Dar put down the rock she was examining, walked the few steps over, seated herself on the second stool and regarded Marie benignly.
“Marie, this is Dar,” Kerry said. “Dar isn’t into palm reading and that sort of thing. She’s humoring me.”
Marie studied Dar, glancing briefly into Dar’s pale, intense eyes. “No, I don’t figure that,” she said with a smile. “You’re someone who makes their own future and needs no telling from me.” She wagged a finger at her. “Not often someone brings a crusader into Marie’s store, that’s for sure.”

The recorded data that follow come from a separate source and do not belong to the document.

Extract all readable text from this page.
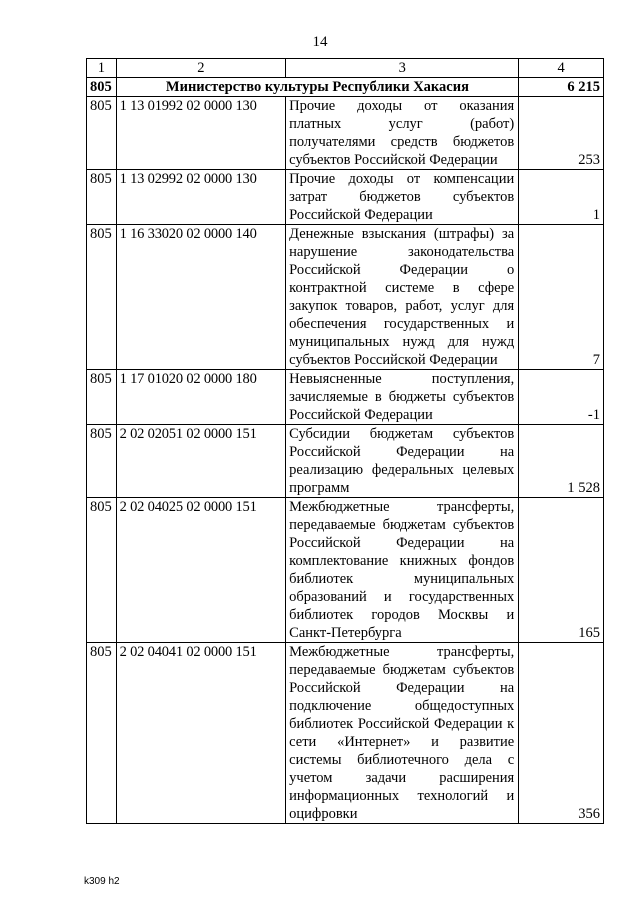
14
1	2	3	4
805	Министерство культуры Республики Хакасия		6 215
805	1 13 01992 02 0000 130	Прочие доходы от оказания платных услуг (работ) получателями средств бюджетов субъектов Российской Федерации	253
805	1 13 02992 02 0000 130	Прочие доходы от компенсации затрат бюджетов субъектов Российской Федерации	1
805	1 16 33020 02 0000 140	Денежные взыскания (штрафы) за нарушение законодательства Российской Федерации о контрактной системе в сфере закупок товаров, работ, услуг для обеспечения государственных и муниципальных нужд для нужд субъектов Российской Федерации	7
805	1 17 01020 02 0000 180	Невыясненные поступления, зачисляемые в бюджеты субъектов Российской Федерации	-1
805	2 02 02051 02 0000 151	Субсидии бюджетам субъектов Российской Федерации на реализацию федеральных целевых программ	1 528
805	2 02 04025 02 0000 151	Межбюджетные трансферты, передаваемые бюджетам субъектов Российской Федерации на комплектование книжных фондов библиотек муниципальных образований и государственных библиотек городов Москвы и Санкт-Петербурга	165
805	2 02 04041 02 0000 151	Межбюджетные трансферты, передаваемые бюджетам субъектов Российской Федерации на подключение общедоступных библиотек Российской Федерации к сети «Интернет» и развитие системы библиотечного дела с учетом задачи расширения информационных технологий и оцифровки	356
k309 h2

“I’m no crusader,” Dar said.
“Of course you are,” Kerry said. “We were just talking about that, Dar. A creepy ghost shows up on our balcony and what happens? Do you scream?”
Dar cleared her throat.
Marie watched them with interest. “So you’ve seen one of our honored guests, have you? Where is that, you said on the balcony?”
“Of our hotel. The Sonesta,” Kerry said. “I woke up last night to find my modest friend here facing off against some ghoul outside, scaring him off.” She put a hand on Dar’s leg. “I freak out about them, Dar just wants to kick their asses.”
“That true?” Marie studied Dar “You know, the departed ain’t something you want to mess with.”
Dar cleared her throat again. “I don’t want to mess with them. Assuming they exist. But they also don’t scare me and I’m not going to let them scare her.”
“See, I told you, Marie.” Charles had reappeared in the doorway with a steaming cup. “That’s an old soul you got there.” He came over and took the last stool at the table. “Most times the departed don’t take much interest in the living, you know? They got other things to do. Some of them replay their ends over and over, some of them don’t realize they’re gone, so they keep trying to get done whatever they had to do when they died.”
“That’s kind of hard for me to wrap my head around,” Kerry admitted. “I had a pretty conservative upbringing.”